National Music Reviews
Out of the ever-expanding archive of great experimental music, here are 5 releases that take familiar sounds in unexpected directions, be it jazz, techno, ambient or pop.
anu
DISCWOMAN 61
DISCWOMAN
Street: 01.17
anu = MHYSA + Laurel Halo
The latest in DISCWOMAN’s essential mix series comes from London’s anu. The DJ’s choices here lean toward sparse, repetitive club music, with an apparent preference for NON Worldwide–affiliated artists. The music isn’t totally bombastic, as it feels better suited for a 3 a.m. comedown than a party’s peak. While the source material varies—Chino Amobi to Tomoko Aran—there’s a colorful unity to the mix’s sound palette. The healthy dose of strings and acoustic percussion gives anu’s work a welcome vibrancy against the cold, rigid textures many of her contemporaries explore.
Art Ensemble of Chicago
Nice Guys
ECM
Street: 01.01.1979
Art Ensemble of Chicago = Albert Ayler + Spontaneous Music Ensemble
With the recent passing of Art Ensemble reeds player and vocalist Joseph Jarman earlier this month, revisiting the group’s stunning catalog is a must. While each album is an arguable classic in its own right, Nice Guys is one of the easiest entry points into the Art Ensemble’s (and parent organization AACM’s) strange world. The album advances the group’s characteristically colorful free improvisations with additions from varying strains of pop music, shown best on the album’s bookends, “Ja” and the Jarman-penned “Dreaming of the Master.”

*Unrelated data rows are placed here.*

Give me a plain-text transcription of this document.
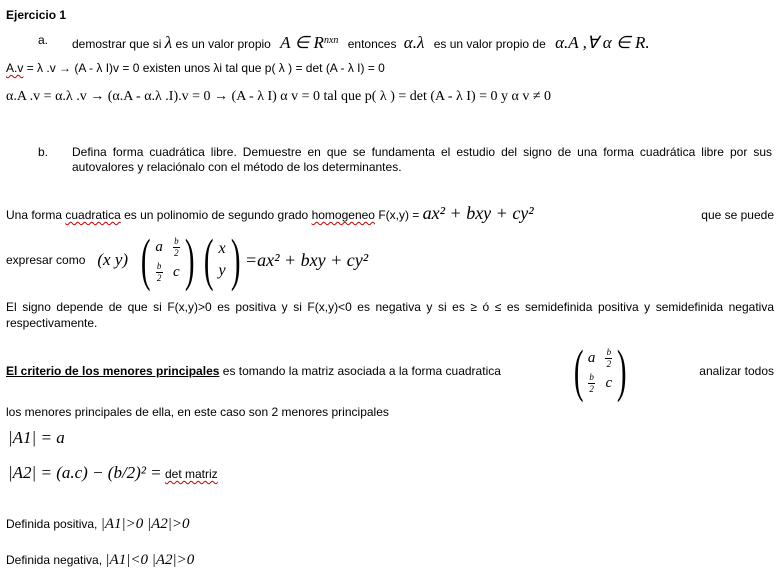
Ejercicio 1
a. demostrar que si λ es un valor propio A ∈ $R^{nxn}$ entonces α.λ es un valor propio de α.A ,∀ α ∈ R.
A.v = λ .v → (A - λ I)v = 0 existen unos λi tal que p( λ ) = det (A - λ I) = 0
α.A .v = α.λ .v → (α.A - α.λ .I).v = 0 → (A - λ I) α v = 0 tal que p( λ ) = det (A - λ I) = 0 y α v ≠ 0
b. Defina forma cuadrática libre. Demuestre en que se fundamenta el estudio del signo de una forma cuadrática libre por sus autovalores y relaciónalo con el método de los determinantes.
Una forma cuadratica es un polinomio de segundo grado homogeneo F(x,y) = ax² + bxy + cy²	que se puede
expresar como (x y) ( a $\frac{b}{2}$
$\frac{b}{2}$ c ) ( x
y ) =ax² + bxy + cy²
El signo depende de que si F(x,y)>0 es positiva y si F(x,y)<0 es negativa y si es ≥ ó ≤ es semidefinida positiva y semidefinida negativa respectivamente.
El criterio de los menores principales es tomando la matriz asociada a la forma cuadratica ( a $\frac{b}{2}$
$\frac{b}{2}$ c )	analizar todos
los menores principales de ella, en este caso son 2 menores principales
|A1| = a
|A2| = (a.c) − (b/2)² = det matriz
Definida positiva, |A1|>0 |A2|>0
Definida negativa, |A1|<0 |A2|>0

discogs.com/Art-Ensemble-Of-Chicago-Nice-Guys/release/572391
BLACK RAIN
Computer Soul
Blackest Ever Black
Street: 01.18
BLACK RAIN = Raime + TNGHT
Computer Soul is a curious, confounding EP, with Stuart Albright delivering four tracks that mix dark drones and pummeling techno into an opaque mass. Two of the cuts, “City of Atomic Ghost” and “Computer Souls,” are nearly identical, adding an eerie déjà vu to the music—a glitch in the Matrix, nearly. The real standout here is “Blood Rain & Star Jelly,” a cavernous, sludgy rave track with a crucial vocal feature from Zanias. It’s short and simple, but Computer Soul is a perfect album from the grim greys of winter.
blackesteverblack.bandcamp.com/album/computer-soul-2
Giovanni Lami & Glauco Salvo
Ife
Dinzu Artifacts
Street: 01.15
Giovanni Lami & Glauco Salvo = Deathprod + The Elks
Fabio Perletta
Hesitant
Dinzu Artifacts
Street: 01.15
Fabio Perletta = Anne Lockwood + crys cole
Dinzu Artifacts’ first batch of 2019 exists comfortably in the label’s signature style. Both Ife and Hesitant sit on the edge of what most would term music, veering further into expository sound collage work. Of the two tapes, Ife is the more approachable, especially as the thudding sounds in the final two tracks build toward a nearly danceable rhythm. Hesitant is less forgiving, with Perletta cycling through 16 short movements of sparsely arranged percussive noises. Whatever the meaning behind the abstraction, the three artists showcased here assert themselves as practiced and purposeful constructors of atypical sound worlds.
dinzuartefacts.bandcamp.com/album/ife
dinzuartefacts.bandcamp.com/album/hesitant
NKISI
7 Directions
UIQ
Street: 01.18
NKISI = Demdike Stare + Ekuka Moriss Sirikiti
7 Directions builds off of the heady club music that marked Melika Ngombe Kolongo’s last two Eps as NKISI (Kill and The Dark Orchestra). Her first full-length for Lee Gamble’s UIQ label explores the intersection of club music and polyrhythmic percussion writing. Though the lo-fi, nearly hypnagogic atmosphere is inviting, 7 Directions isn’t an immediate pleasure. So much of the greatness lies in the barely perceptible, where piles of competing subdivisions build into a massive whole. Kolongo’s crowning achievement is that she never lets anything escape her deft control, showcased here by the tense, reserved nature of the music.